Recently, a friend of mine told me a story that ended with "Her child is 2 years old, and she's still breastfeeding her!" I know the reaction she wanted from me. Before I had spent the greater part of a year breastfeeding my child, I could have said to her, "As soon as they can ask for it, they shouldn't get it." But instead, I said, "Yeah, I get it. As much as I want to stop sometimes, I don't look forward to giving it up." What I learned through my pregnancy and breastfeeding journey is that it's so personal, and I have no right to judge how someone wants to feed their child. As long as it works for them and their kid, then it's the right choice! Besides, you can never know what you'll choose until you actually spend months with a child gumming on your nipple.
"Birthday parties for 1-year-olds are pointless."

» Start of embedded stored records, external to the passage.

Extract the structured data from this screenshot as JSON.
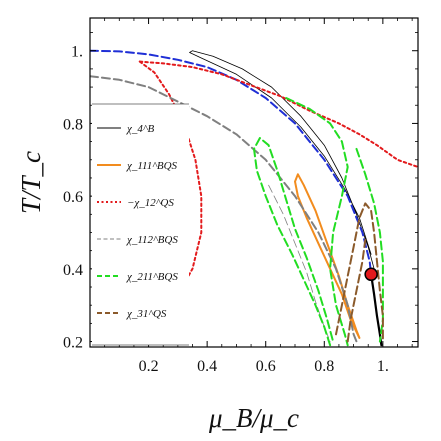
{
  "chart_data": {
    "type": "line",
    "xlabel": "μ_B/μ_c",
    "ylabel": "T/T_c",
    "xlim": [
      0.0,
      1.12
    ],
    "ylim": [
      0.185,
      1.09
    ],
    "x_ticks": [
      "0.2",
      "0.4",
      "0.6",
      "0.8",
      "1."
    ],
    "x_tick_values": [
      0.2,
      0.4,
      0.6,
      0.8,
      1.0
    ],
    "y_ticks": [
      "0.2",
      "0.4",
      "0.6",
      "0.8",
      "1."
    ],
    "y_tick_values": [
      0.2,
      0.4,
      0.6,
      0.8,
      1.0
    ],
    "legend_position": "left-inset",
    "legend": [
      {
        "label": "χ_4^B",
        "color": "#000000",
        "dash": "solid"
      },
      {
        "label": "χ_111^BQS",
        "color": "#f28c1e",
        "dash": "solid"
      },
      {
        "label": "−χ_12^QS",
        "color": "#e31a1c",
        "dash": "dotted"
      },
      {
        "label": "χ_112^BQS",
        "color": "#808080",
        "dash": "dashed-thin"
      },
      {
        "label": "χ_211^BQS",
        "color": "#22dd22",
        "dash": "dashed"
      },
      {
        "label": "χ_31^QS",
        "color": "#8b5a2b",
        "dash": "dashed"
      }
    ],
    "critical_point": {
      "x": 0.96,
      "y": 0.385,
      "color": "#e31a1c"
    },
    "series": [
      {
        "name": "χ_4^B",
        "color": "#000000",
        "dash": "solid",
        "width": 0.8,
        "points": [
          [
            0.97,
            0.4
          ],
          [
            0.95,
            0.46
          ],
          [
            0.91,
            0.55
          ],
          [
            0.86,
            0.65
          ],
          [
            0.8,
            0.74
          ],
          [
            0.72,
            0.82
          ],
          [
            0.62,
            0.9
          ],
          [
            0.52,
            0.95
          ],
          [
            0.42,
            0.985
          ],
          [
            0.35,
            1.0
          ],
          [
            0.34,
            0.995
          ],
          [
            0.38,
            0.98
          ],
          [
            0.5,
            0.935
          ],
          [
            0.62,
            0.87
          ],
          [
            0.72,
            0.79
          ],
          [
            0.8,
            0.71
          ],
          [
            0.87,
            0.62
          ],
          [
            0.92,
            0.54
          ],
          [
            0.96,
            0.44
          ]
        ]
      },
      {
        "name": "critical line",
        "color": "#000000",
        "dash": "solid",
        "width": 2.2,
        "points": [
          [
            0.96,
            0.385
          ],
          [
            0.97,
            0.33
          ],
          [
            0.98,
            0.27
          ],
          [
            0.99,
            0.22
          ],
          [
            0.995,
            0.19
          ]
        ]
      },
      {
        "name": "crossover",
        "color": "#1f2fd6",
        "dash": "dashed",
        "width": 2.0,
        "points": [
          [
            0.0,
            1.0
          ],
          [
            0.1,
            0.998
          ],
          [
            0.2,
            0.99
          ],
          [
            0.3,
            0.975
          ],
          [
            0.4,
            0.955
          ],
          [
            0.5,
            0.92
          ],
          [
            0.6,
            0.87
          ],
          [
            0.7,
            0.8
          ],
          [
            0.8,
            0.7
          ],
          [
            0.88,
            0.6
          ],
          [
            0.93,
            0.5
          ],
          [
            0.955,
            0.42
          ],
          [
            0.96,
            0.385
          ]
        ]
      },
      {
        "name": "χ_111^BQS",
        "color": "#f28c1e",
        "dash": "solid",
        "width": 2.0,
        "points": [
          [
            0.92,
            0.21
          ],
          [
            0.89,
            0.26
          ],
          [
            0.86,
            0.33
          ],
          [
            0.82,
            0.4
          ],
          [
            0.78,
            0.47
          ],
          [
            0.74,
            0.54
          ],
          [
            0.71,
            0.6
          ],
          [
            0.7,
            0.64
          ],
          [
            0.71,
            0.66
          ],
          [
            0.73,
            0.63
          ],
          [
            0.77,
            0.56
          ],
          [
            0.81,
            0.47
          ],
          [
            0.85,
            0.38
          ],
          [
            0.88,
            0.3
          ],
          [
            0.91,
            0.23
          ],
          [
            0.92,
            0.21
          ]
        ]
      },
      {
        "name": "−χ_12^QS",
        "color": "#e31a1c",
        "dash": "dotted",
        "width": 2.0,
        "points": [
          [
            0.17,
            0.97
          ],
          [
            0.25,
            0.965
          ],
          [
            0.35,
            0.955
          ],
          [
            0.45,
            0.935
          ],
          [
            0.55,
            0.905
          ],
          [
            0.65,
            0.875
          ],
          [
            0.75,
            0.835
          ],
          [
            0.85,
            0.8
          ],
          [
            0.92,
            0.77
          ],
          [
            0.98,
            0.74
          ],
          [
            1.05,
            0.7
          ],
          [
            1.12,
            0.68
          ]
        ]
      },
      {
        "name": "−χ_12^QS lower",
        "color": "#e31a1c",
        "dash": "dotted",
        "width": 2.0,
        "points": [
          [
            0.17,
            0.97
          ],
          [
            0.22,
            0.94
          ],
          [
            0.27,
            0.88
          ],
          [
            0.32,
            0.8
          ],
          [
            0.36,
            0.7
          ],
          [
            0.38,
            0.6
          ],
          [
            0.38,
            0.5
          ],
          [
            0.35,
            0.4
          ],
          [
            0.3,
            0.33
          ],
          [
            0.25,
            0.29
          ]
        ]
      },
      {
        "name": "χ_112^BQS",
        "color": "#808080",
        "dash": "dashed",
        "width": 2.0,
        "points": [
          [
            0.0,
            0.93
          ],
          [
            0.1,
            0.92
          ],
          [
            0.2,
            0.9
          ],
          [
            0.3,
            0.86
          ],
          [
            0.4,
            0.82
          ],
          [
            0.5,
            0.77
          ],
          [
            0.6,
            0.7
          ],
          [
            0.7,
            0.6
          ],
          [
            0.78,
            0.5
          ],
          [
            0.84,
            0.4
          ],
          [
            0.88,
            0.3
          ],
          [
            0.9,
            0.22
          ],
          [
            0.91,
            0.2
          ]
        ]
      },
      {
        "name": "χ_112^BQS thin",
        "color": "#808080",
        "dash": "dashed",
        "width": 0.8,
        "points": [
          [
            0.61,
            0.63
          ],
          [
            0.66,
            0.55
          ],
          [
            0.7,
            0.47
          ],
          [
            0.74,
            0.39
          ],
          [
            0.77,
            0.31
          ],
          [
            0.8,
            0.24
          ],
          [
            0.82,
            0.2
          ]
        ]
      },
      {
        "name": "χ_211^BQS outer",
        "color": "#22dd22",
        "dash": "dashed",
        "width": 2.0,
        "points": [
          [
            0.67,
            0.87
          ],
          [
            0.75,
            0.84
          ],
          [
            0.82,
            0.8
          ],
          [
            0.86,
            0.75
          ],
          [
            0.88,
            0.68
          ],
          [
            0.86,
            0.6
          ],
          [
            0.83,
            0.5
          ],
          [
            0.82,
            0.4
          ],
          [
            0.84,
            0.3
          ],
          [
            0.87,
            0.22
          ],
          [
            0.88,
            0.19
          ]
        ]
      },
      {
        "name": "χ_211^BQS inner",
        "color": "#22dd22",
        "dash": "dashed",
        "width": 2.0,
        "points": [
          [
            0.82,
            0.19
          ],
          [
            0.8,
            0.24
          ],
          [
            0.77,
            0.3
          ],
          [
            0.73,
            0.37
          ],
          [
            0.69,
            0.44
          ],
          [
            0.64,
            0.52
          ],
          [
            0.6,
            0.6
          ],
          [
            0.57,
            0.67
          ],
          [
            0.56,
            0.73
          ],
          [
            0.58,
            0.76
          ],
          [
            0.61,
            0.74
          ],
          [
            0.64,
            0.67
          ],
          [
            0.67,
            0.59
          ],
          [
            0.7,
            0.51
          ],
          [
            0.74,
            0.43
          ],
          [
            0.78,
            0.34
          ],
          [
            0.81,
            0.26
          ],
          [
            0.83,
            0.2
          ]
        ]
      },
      {
        "name": "χ_211^BQS right",
        "color": "#22dd22",
        "dash": "dashed",
        "width": 2.0,
        "points": [
          [
            0.91,
            0.73
          ],
          [
            0.94,
            0.66
          ],
          [
            0.97,
            0.58
          ],
          [
            0.99,
            0.5
          ],
          [
            1.0,
            0.42
          ],
          [
            1.0,
            0.34
          ],
          [
            1.0,
            0.26
          ],
          [
            0.99,
            0.2
          ]
        ]
      },
      {
        "name": "χ_31^QS",
        "color": "#8b5a2b",
        "dash": "dashed",
        "width": 2.0,
        "points": [
          [
            0.84,
            0.22
          ],
          [
            0.86,
            0.3
          ],
          [
            0.88,
            0.38
          ],
          [
            0.9,
            0.46
          ],
          [
            0.92,
            0.54
          ],
          [
            0.94,
            0.58
          ],
          [
            0.96,
            0.56
          ],
          [
            0.97,
            0.5
          ],
          [
            0.98,
            0.42
          ],
          [
            0.99,
            0.34
          ],
          [
            1.0,
            0.27
          ],
          [
            1.0,
            0.2
          ]
        ]
      },
      {
        "name": "χ_31^QS inner",
        "color": "#8b5a2b",
        "dash": "dashed",
        "width": 2.0,
        "points": [
          [
            0.88,
            0.2
          ],
          [
            0.89,
            0.26
          ],
          [
            0.91,
            0.34
          ],
          [
            0.93,
            0.42
          ],
          [
            0.94,
            0.48
          ]
        ]
      }
    ]
  }
}
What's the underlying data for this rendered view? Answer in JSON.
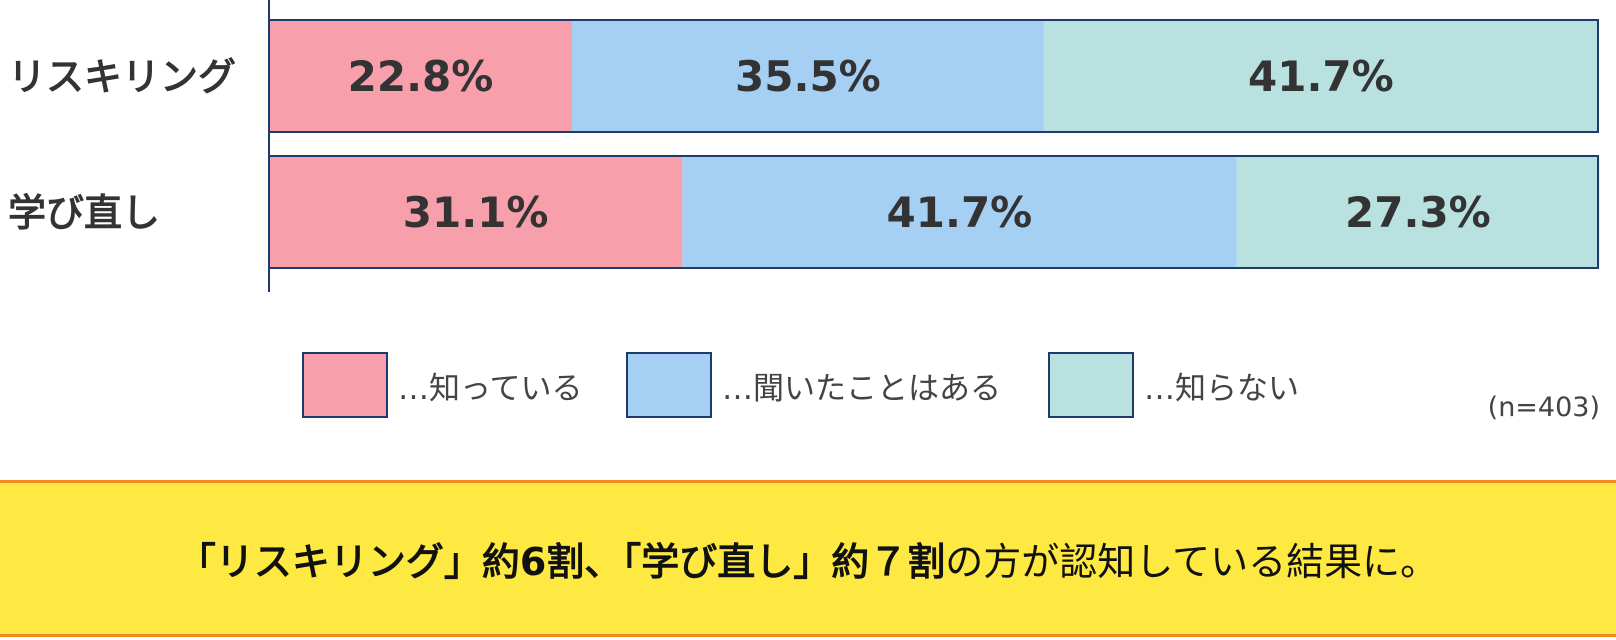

We didn't have a party for our daughter, but I've come to love going to other babies' first birthday parties now that I understand that it's only peripherally for the baby. If two parents decide to throw a party and invite their adult friends, you know that they are going to go all out to A) justify bothering to have a party at all and throwing off sleep schedules, B) say thank you to all of the people who helped them get through the most trying year of their lives, and C) prove that they can still have a good time regardless of how much they've changed. I support these people and will be inviting them to my child's birthday party when she turns 2.
"Home birth? No way."
I intentionally gave birth to my baby in my apartment. Yes, it's a beautiful process, but it's also kind of gross. I am so thankful for my experience because now I know that my body is not only capable of growing but also birthing a human baby. My squeamishness at home birth was merely fear that dissipated with educating myself about labor, and then experiencing it firsthand. I pity the girl I was who thought there was any wrong way to have a baby. I cannot wait to have a second child, and however that baby exits my body, I want my first child to witness the process. And yes, I love how gross that sounds.
"Women owe it to feminism to go back to work as soon as humanly possible after having a child to stop perpetuating the idea that we cannot have it all."
There is so much wrong with the way I used to think about myself as a woman. I was unnecessarily harsh and very unfair in my thinking about friends who had kids and stayed home with them. After I had my baby, I kept thinking I would want to go back to work. I kept saying to myself, "In another three months, I'll be ready to leave the baby for multiple full days every week." But it never happened. I do some freelance work on the weekends, but a full-time job is not in my immediate future — nor do I want it to be. Before I had a child, I judged friends for not working outside the home after kids because of my misguided fear that they would wake up one day and realize that they'd stopped their lives for their kids. Plus, I was frankly jealous that their financial situation allowed them to be a SAHM. I had absolutely no concept of how much work it takes to care for a child, keep a house clean, and prepare meals at the same time. I had only ever done those things one at a time. These choices are hard, unique to each individual, and all perfectly acceptable and in no way determine your feminism.
"I am not going to change. Everything will be the same, except I will have a child on my hip."
Perhaps the most surprising realization is that I have changed, and I'm so thankful for it. It was time for a change. Time to let go of fear and replace it with curiosity and open-mindedness. Having a child means I'm no longer so quick to judge anyone for their choices. It's not my business how another person lives their life — every person has the right to make the best choice for themselves and their family. I am so grateful to everyone that knew me when I thought myself impenetrable to change and patiently remained my friend. And a special thanks goes to the baby on my hip for proving me wrong over and over.